Low cycle fatigue (LCF) and creep-fatigue (CF) interaction behavior of 720Li alloy were studied for the first time at 720 °C with different values of total strain amplitudes (Δεt/2) and hold time (HT). At Δεt/2 = 0.6%, CF life is less than LCF life. However, at Δεt/2 = 0.44, 0.48 and 0.55% CF life increased with increase in HT. Texture analysis of specimen tested at Δεt/2 = 0.44%, revealed that initial loading direction ǁ [11¯1] found to be rotated: (i) [21¯1] in LCF condition; and (ii) [11¯0] and [01¯1] in the CF condition predominantly.
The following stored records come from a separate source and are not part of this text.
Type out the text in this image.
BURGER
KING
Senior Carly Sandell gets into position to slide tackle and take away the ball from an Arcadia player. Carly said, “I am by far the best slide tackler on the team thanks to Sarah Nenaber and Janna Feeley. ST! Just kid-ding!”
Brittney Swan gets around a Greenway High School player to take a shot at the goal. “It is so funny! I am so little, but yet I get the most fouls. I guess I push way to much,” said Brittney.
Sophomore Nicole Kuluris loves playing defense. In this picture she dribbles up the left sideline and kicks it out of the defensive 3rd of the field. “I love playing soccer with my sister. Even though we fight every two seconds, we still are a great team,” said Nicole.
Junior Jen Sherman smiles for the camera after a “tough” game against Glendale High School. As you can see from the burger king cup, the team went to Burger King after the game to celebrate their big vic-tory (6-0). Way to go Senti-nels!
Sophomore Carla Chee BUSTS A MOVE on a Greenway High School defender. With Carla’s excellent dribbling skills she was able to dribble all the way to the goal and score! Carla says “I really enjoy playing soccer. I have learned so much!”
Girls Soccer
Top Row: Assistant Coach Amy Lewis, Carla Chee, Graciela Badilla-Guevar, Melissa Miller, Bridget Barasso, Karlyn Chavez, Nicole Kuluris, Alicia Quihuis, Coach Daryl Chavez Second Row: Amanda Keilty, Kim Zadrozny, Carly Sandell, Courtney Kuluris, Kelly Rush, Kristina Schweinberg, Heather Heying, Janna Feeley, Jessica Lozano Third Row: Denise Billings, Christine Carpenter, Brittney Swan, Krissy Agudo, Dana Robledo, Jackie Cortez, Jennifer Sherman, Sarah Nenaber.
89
Notably, texture components developed in the CF specimens tested at Δεt/2 = 0.6% is quite similar to that in the LCF specimen tested at Δεt/2 = 0.44%. Development of [21¯1] texture component is due to multi planner slip (i.e. octahedral and cubic plane slip) under the influence of compressive load which is also confirmed by viscoplastic-simulation. Evolution of [21¯1] texture component leads to greater extent of inter crystalline cracks due to latent strain hardening and strain incompatibility between adjacent grains. Further, high static interfacial energy of annealing twin boundaries, confirmed through five-parameter stereological analyses, in LCF specimen tested at Δεt/2 = 0.44% and CF specimen tested at Δεt/2 = 0.6% resulted annealing twin boundary cracking. In contrast, evolution of low modulus texture components (i.e. [11¯0] & [01¯1]) has been inferred to be responsible for higher cyclic life in CF specimen tested at Δεt/2 = 0.44% and LCF specimen tested at Δεt/2 = 0.6%.